Ketika pesawat berhasil take-off dan landing dengan sempurna, dari Jakarta ke Surabaya dan sebaliknya, syukur yang terpanjat adalah kesyukuran yang teramat sangat indah sejauh yang pernah ia rasakan. “Alhamdulillah, Alhamdulillah..” demikianlah ia berujar secara berulang-ulang ketika ia mengungkapkan rasa takjubnya atas pertolongan Allah yang dia terima.

***

Dalam kesempatan sharing kepada saya, Taufik mengungkapkan betapa dirnya terpacu melakukan amal kebaikan ketika bayang-bayang kematian hadir sangat dekat kepada dirinya. Alangkah menguntungkannya jika bayang-bayang seperti itu bisa dihadirkan kapan saja, tidak harus ketika akan bepergian atau menghadapi situasi yang kritis.

Kini, sebenarnya Taufik merindui saat-saat seperti itu terjadi, yaitu ketika bayang-bayang kematian itu bisa hadir di lubuk hatinya yang terdalam. Tetapi ia juga tidak ingin dihadapkan pada situasi genting seperti kejadian yang pernah dia alami. Bagaimanakah caranya? Boleh jadi dengan sering menghadiri pemakaman, sering bertakziyah, atau jika mau mencontoh generasi terdahulu, dengan cara berpura-pura mengubur dirinya hidup-hidup di liang lahat. Semua cara bisa dilakukan untuk mengingat kematian. Namun sesungguhnya, cara yang paling efektif dalam melejitkan amal kebaikan adalah manakala orang dihadapkan pada kondisi genting secara real, bukan hasil dari rekayasa.
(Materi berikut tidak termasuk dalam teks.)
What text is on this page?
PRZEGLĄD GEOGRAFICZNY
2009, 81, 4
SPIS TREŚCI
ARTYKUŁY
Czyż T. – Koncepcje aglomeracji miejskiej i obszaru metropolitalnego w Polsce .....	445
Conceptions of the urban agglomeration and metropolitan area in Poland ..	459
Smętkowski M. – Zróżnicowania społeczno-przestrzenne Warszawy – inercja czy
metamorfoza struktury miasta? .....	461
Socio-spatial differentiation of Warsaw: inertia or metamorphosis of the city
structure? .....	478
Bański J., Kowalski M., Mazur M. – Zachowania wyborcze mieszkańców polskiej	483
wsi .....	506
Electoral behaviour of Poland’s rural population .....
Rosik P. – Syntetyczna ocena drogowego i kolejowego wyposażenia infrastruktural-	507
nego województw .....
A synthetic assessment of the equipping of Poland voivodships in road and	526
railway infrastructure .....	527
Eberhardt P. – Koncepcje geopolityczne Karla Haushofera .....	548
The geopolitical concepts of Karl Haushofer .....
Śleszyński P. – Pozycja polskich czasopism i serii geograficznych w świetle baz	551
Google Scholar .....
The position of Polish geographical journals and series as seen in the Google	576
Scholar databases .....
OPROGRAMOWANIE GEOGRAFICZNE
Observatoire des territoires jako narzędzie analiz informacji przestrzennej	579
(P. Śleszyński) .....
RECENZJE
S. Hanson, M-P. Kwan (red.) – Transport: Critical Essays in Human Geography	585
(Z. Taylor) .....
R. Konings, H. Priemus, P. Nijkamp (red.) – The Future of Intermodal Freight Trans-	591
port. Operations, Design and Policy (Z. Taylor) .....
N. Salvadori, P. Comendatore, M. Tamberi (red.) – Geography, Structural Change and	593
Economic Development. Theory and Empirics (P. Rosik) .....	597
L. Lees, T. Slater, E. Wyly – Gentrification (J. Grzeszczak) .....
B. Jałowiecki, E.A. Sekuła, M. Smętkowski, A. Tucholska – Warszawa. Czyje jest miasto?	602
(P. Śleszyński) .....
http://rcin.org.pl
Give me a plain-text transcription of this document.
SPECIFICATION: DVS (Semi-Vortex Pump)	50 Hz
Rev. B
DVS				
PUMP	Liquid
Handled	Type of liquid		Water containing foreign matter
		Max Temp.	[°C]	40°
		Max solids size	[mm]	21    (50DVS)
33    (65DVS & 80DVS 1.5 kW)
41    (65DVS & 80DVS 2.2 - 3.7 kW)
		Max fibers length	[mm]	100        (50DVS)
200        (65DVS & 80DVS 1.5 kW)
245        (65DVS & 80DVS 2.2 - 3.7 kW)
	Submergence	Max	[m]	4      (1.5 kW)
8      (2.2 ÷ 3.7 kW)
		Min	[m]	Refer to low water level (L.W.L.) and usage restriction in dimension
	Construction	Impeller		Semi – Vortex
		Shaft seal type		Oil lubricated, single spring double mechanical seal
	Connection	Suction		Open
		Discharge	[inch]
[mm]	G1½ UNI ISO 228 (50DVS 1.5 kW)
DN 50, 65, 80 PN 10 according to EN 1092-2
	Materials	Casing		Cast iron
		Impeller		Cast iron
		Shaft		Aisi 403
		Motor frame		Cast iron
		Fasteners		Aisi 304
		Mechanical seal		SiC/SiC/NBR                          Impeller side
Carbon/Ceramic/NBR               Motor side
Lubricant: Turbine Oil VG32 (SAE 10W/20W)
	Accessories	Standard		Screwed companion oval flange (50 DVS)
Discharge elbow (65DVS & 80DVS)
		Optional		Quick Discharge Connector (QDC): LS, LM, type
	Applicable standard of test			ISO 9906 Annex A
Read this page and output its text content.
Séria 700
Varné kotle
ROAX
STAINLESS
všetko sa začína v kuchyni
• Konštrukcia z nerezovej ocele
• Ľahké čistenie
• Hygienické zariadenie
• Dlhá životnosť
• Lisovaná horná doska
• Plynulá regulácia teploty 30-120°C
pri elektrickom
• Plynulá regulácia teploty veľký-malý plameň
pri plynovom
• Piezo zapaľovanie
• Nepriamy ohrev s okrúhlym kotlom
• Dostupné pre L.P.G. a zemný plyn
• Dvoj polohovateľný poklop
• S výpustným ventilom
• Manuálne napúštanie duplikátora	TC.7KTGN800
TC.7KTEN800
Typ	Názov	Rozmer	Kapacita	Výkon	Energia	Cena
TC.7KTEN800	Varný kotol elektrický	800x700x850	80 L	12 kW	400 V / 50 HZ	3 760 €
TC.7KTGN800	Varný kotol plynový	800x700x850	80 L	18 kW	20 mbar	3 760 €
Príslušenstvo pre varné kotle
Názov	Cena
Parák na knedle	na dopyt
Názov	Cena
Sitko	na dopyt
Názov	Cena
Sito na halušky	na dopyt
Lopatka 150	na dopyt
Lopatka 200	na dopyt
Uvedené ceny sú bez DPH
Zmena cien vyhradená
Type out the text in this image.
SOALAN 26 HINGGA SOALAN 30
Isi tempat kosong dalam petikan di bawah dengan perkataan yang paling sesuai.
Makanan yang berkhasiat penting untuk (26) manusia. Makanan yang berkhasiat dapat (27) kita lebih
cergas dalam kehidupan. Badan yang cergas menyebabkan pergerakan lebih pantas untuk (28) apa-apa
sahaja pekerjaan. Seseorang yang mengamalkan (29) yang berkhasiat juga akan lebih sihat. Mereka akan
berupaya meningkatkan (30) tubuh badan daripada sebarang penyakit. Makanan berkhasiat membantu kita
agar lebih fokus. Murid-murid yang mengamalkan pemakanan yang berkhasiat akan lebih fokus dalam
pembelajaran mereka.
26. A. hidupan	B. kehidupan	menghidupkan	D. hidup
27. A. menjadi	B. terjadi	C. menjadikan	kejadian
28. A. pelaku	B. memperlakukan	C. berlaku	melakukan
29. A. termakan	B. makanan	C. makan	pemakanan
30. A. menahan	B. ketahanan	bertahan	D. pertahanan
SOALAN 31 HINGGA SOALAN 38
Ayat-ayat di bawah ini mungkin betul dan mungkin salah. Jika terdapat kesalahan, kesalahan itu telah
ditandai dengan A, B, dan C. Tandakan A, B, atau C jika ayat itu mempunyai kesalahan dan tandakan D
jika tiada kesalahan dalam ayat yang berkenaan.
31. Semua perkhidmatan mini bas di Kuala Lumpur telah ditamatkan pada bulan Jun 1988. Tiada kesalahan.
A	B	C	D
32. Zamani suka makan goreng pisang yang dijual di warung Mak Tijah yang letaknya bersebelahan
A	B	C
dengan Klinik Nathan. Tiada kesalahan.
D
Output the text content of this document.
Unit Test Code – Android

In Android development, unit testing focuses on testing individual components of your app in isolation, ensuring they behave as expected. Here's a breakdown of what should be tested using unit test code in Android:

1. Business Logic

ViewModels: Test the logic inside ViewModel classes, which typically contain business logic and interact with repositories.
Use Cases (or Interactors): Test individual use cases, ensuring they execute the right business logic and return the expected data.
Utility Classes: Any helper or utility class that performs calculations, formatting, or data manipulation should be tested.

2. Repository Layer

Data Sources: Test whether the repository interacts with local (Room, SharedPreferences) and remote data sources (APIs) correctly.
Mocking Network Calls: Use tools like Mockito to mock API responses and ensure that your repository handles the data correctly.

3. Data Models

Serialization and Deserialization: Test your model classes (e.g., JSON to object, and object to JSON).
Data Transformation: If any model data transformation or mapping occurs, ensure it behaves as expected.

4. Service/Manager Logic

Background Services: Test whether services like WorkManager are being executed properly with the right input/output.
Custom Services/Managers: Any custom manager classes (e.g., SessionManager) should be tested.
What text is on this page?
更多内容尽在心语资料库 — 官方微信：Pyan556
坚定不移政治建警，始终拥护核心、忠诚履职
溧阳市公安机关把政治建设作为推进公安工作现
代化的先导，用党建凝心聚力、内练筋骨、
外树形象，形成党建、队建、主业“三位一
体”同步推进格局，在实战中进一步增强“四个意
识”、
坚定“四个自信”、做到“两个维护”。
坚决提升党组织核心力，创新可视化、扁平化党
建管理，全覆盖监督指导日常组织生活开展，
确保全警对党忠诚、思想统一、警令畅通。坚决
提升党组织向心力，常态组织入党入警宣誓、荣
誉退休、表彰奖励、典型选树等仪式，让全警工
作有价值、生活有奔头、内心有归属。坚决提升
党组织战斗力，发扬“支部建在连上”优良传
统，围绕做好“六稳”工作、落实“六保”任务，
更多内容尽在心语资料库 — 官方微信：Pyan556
Saya membayangkan bagaimana para pejuang palestina, tanpa gentar menghadapi terjangan peluru atau rudal dari pasukan zionis. Tentu saja, bayang-bayang kematian melejitkan potensi mereka untuk beramal kebaikan dan ibadah sebanyak-banyaknya. Mereka selalu berfikir, amal terbaik apakah yang seharusnya mereka persembahkan sebelum kematian mereka? Jawabnya adalah Jihad, karena disebutkan dalam sebuah hadits bahwa jihad adalah puncak dari ibadah/kebaikan.

Kita memaklumi bahwa jihad menjadi amal favorite yang sangat diperebutkan oleh para penduduk Palestina tetapi ia menjadi amal yang dilupakan oleh penduduk negeri ini. Andai kita bisa berempati, merasakan dengan sedalam-dalamnya akan kondisi dan penderitaan yang dihadapi oleh saudara-saudara kita di Palestina, bukan tidak mustahil kita bisa melejit potensi amal yang kita punya.

Hal ini adalah cara alternatif dan bisa jadi relevan bagi mereka yang “phobi” naik pesawat atau jarang menghadapi situasi yang genting seperti yang dialami oleh Taufik sahabat saya itu.